Three projects that explore open and collaborative production

Over the last decade, radically open and collaborative forms of producing knowledge and material artifacts have been gaining ground, accelerated by the advance of new technologies. Researchers from STEPS Latin America and CENIT (Research Center for Transformation), amongst many others, have been analyzing and contributing to initiatives that explore such alternative forms production.

So what do we mean by open and collaborative production? By ‘open’ we mean that efforts are made to share knowledge and technologies, to allow them to be improved on, used and circulated as widely as possible; whereas ‘collaborative’ refers to the inclusion of a wide variety of actors in different stages of research and production, such as hackers, artists, students or any citizen. Such practices potentially increase the efficiency and creativity of knowledge production; they can help promote different forms of participation in, and the democratization of, knowledge production, and may even help encourage alternative trajectories of social and technological development, operating outside of formal markets or hierarchical institutions.
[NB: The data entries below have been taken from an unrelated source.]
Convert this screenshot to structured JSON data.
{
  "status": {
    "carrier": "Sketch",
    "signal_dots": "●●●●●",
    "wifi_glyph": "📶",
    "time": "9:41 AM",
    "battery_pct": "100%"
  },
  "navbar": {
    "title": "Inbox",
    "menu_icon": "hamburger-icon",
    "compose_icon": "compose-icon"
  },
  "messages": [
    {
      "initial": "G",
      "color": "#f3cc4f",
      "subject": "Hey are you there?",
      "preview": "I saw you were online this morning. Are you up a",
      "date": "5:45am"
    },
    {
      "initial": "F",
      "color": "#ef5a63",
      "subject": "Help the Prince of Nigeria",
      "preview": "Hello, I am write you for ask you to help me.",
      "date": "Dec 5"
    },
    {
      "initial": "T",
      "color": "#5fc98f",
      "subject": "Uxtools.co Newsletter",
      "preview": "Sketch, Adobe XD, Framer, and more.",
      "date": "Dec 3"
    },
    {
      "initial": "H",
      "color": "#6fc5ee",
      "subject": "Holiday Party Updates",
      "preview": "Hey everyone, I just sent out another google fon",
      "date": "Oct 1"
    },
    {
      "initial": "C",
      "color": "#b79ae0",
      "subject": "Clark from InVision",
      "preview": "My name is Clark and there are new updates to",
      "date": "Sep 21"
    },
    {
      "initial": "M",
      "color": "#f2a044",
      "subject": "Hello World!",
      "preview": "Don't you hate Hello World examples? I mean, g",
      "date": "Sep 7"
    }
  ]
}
Tthe concept of open and collaborative production includes within it a variety of heterogeneous practices, which can range from open source, open software / hardware initiatives, open and citizen science movements, to open innovation in seeds, amongst others.

Transformation Lab in Buenos Aires: Meeting between breeders and researchers to help co-design Bioleft

CENIT and STEPS Latin America are involved in a series of projects that seek to open up the production of science and technology, in areas such as seed innovation, open science, and free hardware. One initiative is a proposal to develop an open-source license for seed innovation, which we are calling Bioleft, which forms part of the ‘Pathways to sustainability’ project led by STEPS Latin America and the University of Sussex. Our project focuses on sustainability challenges in the agricultural sector, specifically the difficulties surrounding strict  intellectual property, seed market concentration and seed innovation.

In the wake of rapid market concentration, beginning in the mid-1980s, the global seed market is now organized in such a way that only six companies account for more than 60% of global seed sales. This generates a range of sustainability challenges for agricultural systems, from increases in seed prices, to the reduction of diversity in seed innovation to declining agricultural biodiversity. Bioleft, a proposal for an open source seed innovation system, seeks to ensure the continuous, unhindered circulation of germplasm and its future derivatives, so that genetic material is available for further research and innovation to everyone.

Another initiative which focuses more on awareness of and teaching about open science is a series of Workshops and Conferences on Open and Citizen Science, a joint effort between CENIT, Cientópolis and the Ministry of Science and Technology in Buenos Aires. The meetings are being held once a month, from April until November of this year, and each workshop addresses a particular issue such as how to develop an open data system or how to promote innovation processes through open scientific production. The main goal of the series is to create a space for exchange and debate among researchers, scientists, students and the general public. This initiative will culminate at the end of the year with a conference on Open and Citizen Science, which will be held on November 2 at the University of San Martín (UNSAM).

Citizen science workshop

Our researchers are also involved in open and collaborative production in other areas. For example, some researchers are developing training and discussion activities that involve open science in non-academic environments. The ‘Studies Circle’ is a community initiative that involves activists and researchers from the R’lyeh Hacklab, CENIT and IDAES/UNSAM. There, community and environmental leaders discuss the advantages and challenges of co-production of knowledge combining sensors and the ethics of free software. During the initial meetings, two community science projects, ÉTER and Vuela, were taken as a starting point. ÉTER measures the quality of air using open monitors, oriented to open technologies, while the Chilean project Vuela seeks to develop a toolkit to make open science with drone, accessible to marginal communities and useful for studies or surveys.

All of these practices combine openness and collaboration in knowledge production because they are based on enhancing participation, an absence of proprietary rules, and because they seek to develop tools that involve communities in production and use. Both CENIT and STEPS Latin America aspire to become centers of reference for open and collaborative forms of production that promise, neither more nor less, to transform ways of developing knowledge. Is that possible?